Medical personnel use cutting tools to cut through the skins of animals and human beings. The tools are usually sharp and sterilized to avoid mistakes and reduce infections that might result from the unclean tools. Different cutting tools are used for different body organs. Minor and major operations require scalpels, dilators and specula for cutting through small parts of flesh. Mechanical hand cutters such as lancets, drill bits, rasps and trocars are used for fast operations.
After an operation, the physicians must stitch up the cut body part to prevent disease-causing organisms to infect the wound. Stitching tools allow the doctors to seal the wound, while stitching threads and needles allow them to sew the wound. This thread is often made of living cells, making them digestible by the body flesh. The stitching needle is curved to allow for easy handling while sewing.
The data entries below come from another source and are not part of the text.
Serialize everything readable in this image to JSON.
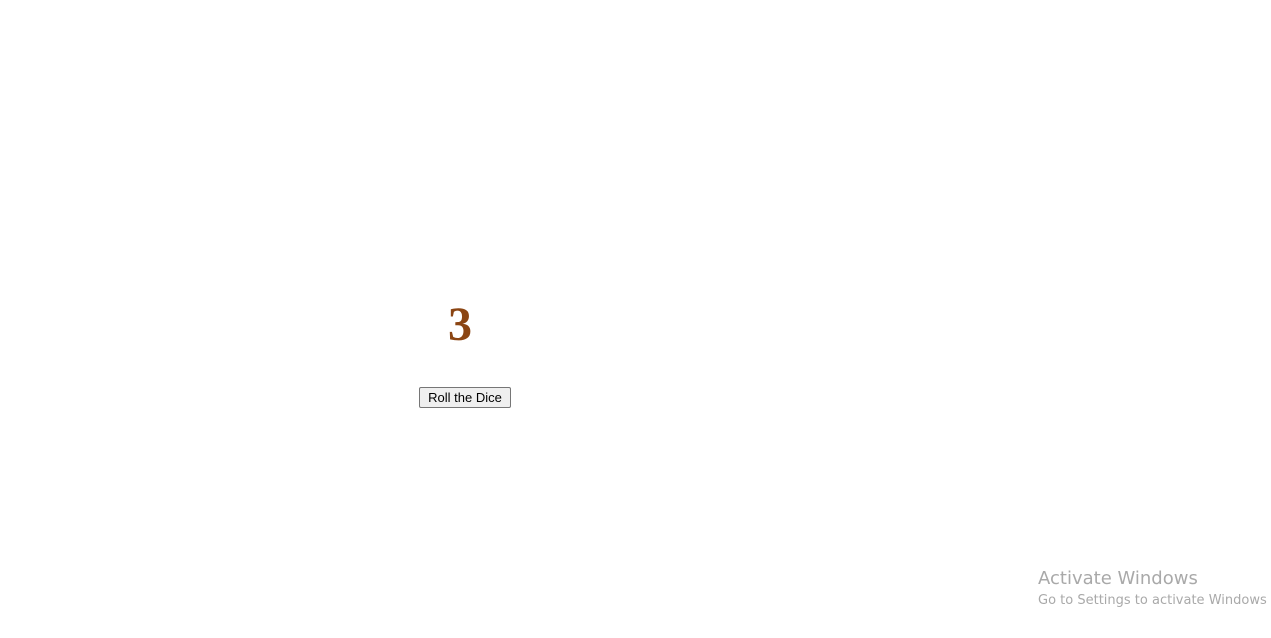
{
  "dice": {
    "value": "3",
    "color": "#8b4513"
  },
  "controls": {
    "roll_label": "Roll the Dice"
  },
  "watermark": {
    "title": "Activate Windows",
    "subtitle": "Go to Settings to activate Windows"
  }
}
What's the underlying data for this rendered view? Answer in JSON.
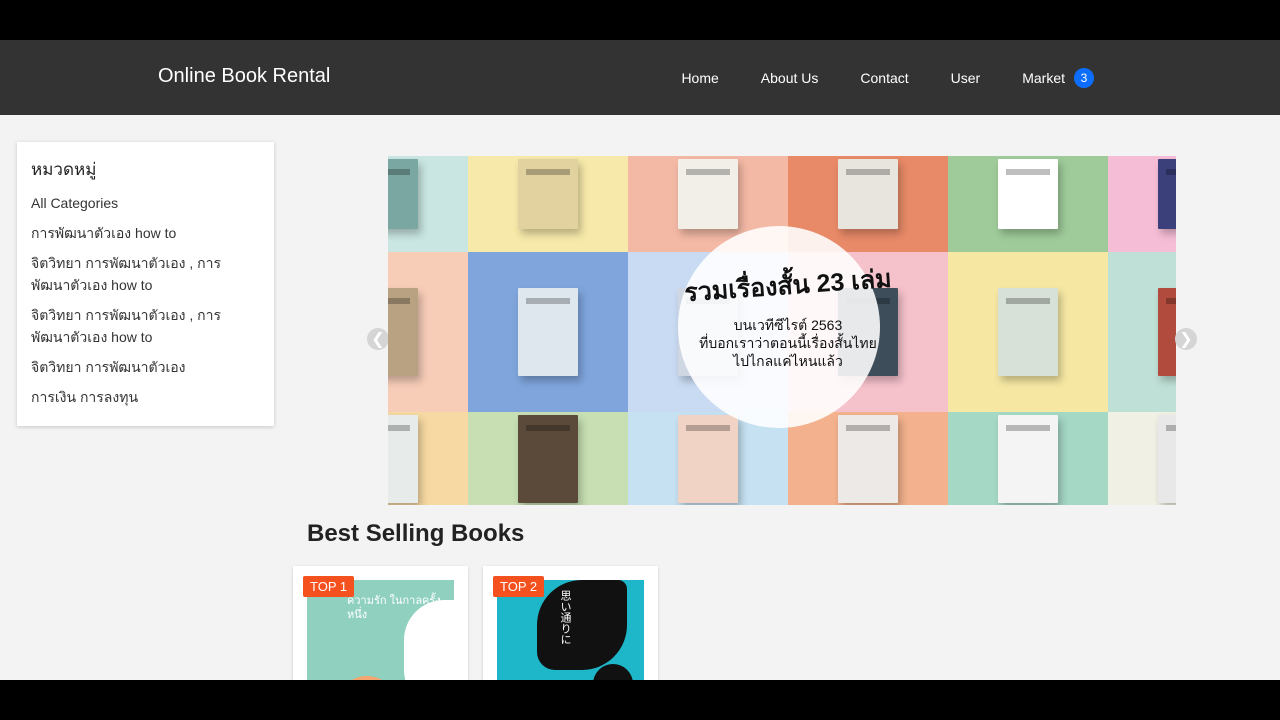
{
  "navbar": {
    "brand": "Online Book Rental",
    "links": [
      {
        "label": "Home"
      },
      {
        "label": "About Us"
      },
      {
        "label": "Contact"
      },
      {
        "label": "User"
      },
      {
        "label": "Market",
        "badge": "3"
      }
    ],
    "background": "#333333",
    "badge_color": "#0d6efd"
  },
  "sidebar": {
    "title": "หมวดหมู่",
    "items": [
      "All Categories",
      "การพัฒนาตัวเอง how to",
      "จิตวิทยา การพัฒนาตัวเอง , การพัฒนาตัวเอง how to",
      "จิตวิทยา การพัฒนาตัวเอง , การพัฒนาตัวเอง how to",
      "จิตวิทยา การพัฒนาตัวเอง",
      "การเงิน การลงทุน"
    ]
  },
  "carousel": {
    "title": "รวมเรื่องสั้น 23 เล่ม",
    "subtitle_lines": [
      "บนเวทีซีไรต์ 2563",
      "ที่บอกเราว่าตอนนี้เรื่องสั้นไทย",
      "ไปไกลแค่ไหนแล้ว"
    ],
    "prev_icon": "chevron-left-icon",
    "next_icon": "chevron-right-icon"
  },
  "best_selling": {
    "title": "Best Selling Books",
    "books": [
      {
        "rank": "TOP 1",
        "cover_text": "ความรัก ในกาลครั้งหนึ่ง"
      },
      {
        "rank": "TOP 2",
        "cover_text": "思い通りに"
      }
    ],
    "badge_color": "#f4511e"
  }
}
Patients might enter the hospital after enduring fatal accidents while others enter when unconscious. Stretchers are designed to carry injured patients and move them from the point of accident to an ambulance. Within the hospital, a movable stretcher transports patients to theater rooms or wards. Wheelchairs allow hospital personnel to move physically challenged individuals.
Recording plays an important role in medical institutions. Medical personnel use pens, papers and files to record and store individual patients' health histories. Patients and doctors use paper and pens to note down symptoms and prescriptions, respectively. Medical personnel use files to store patients' health history and medications.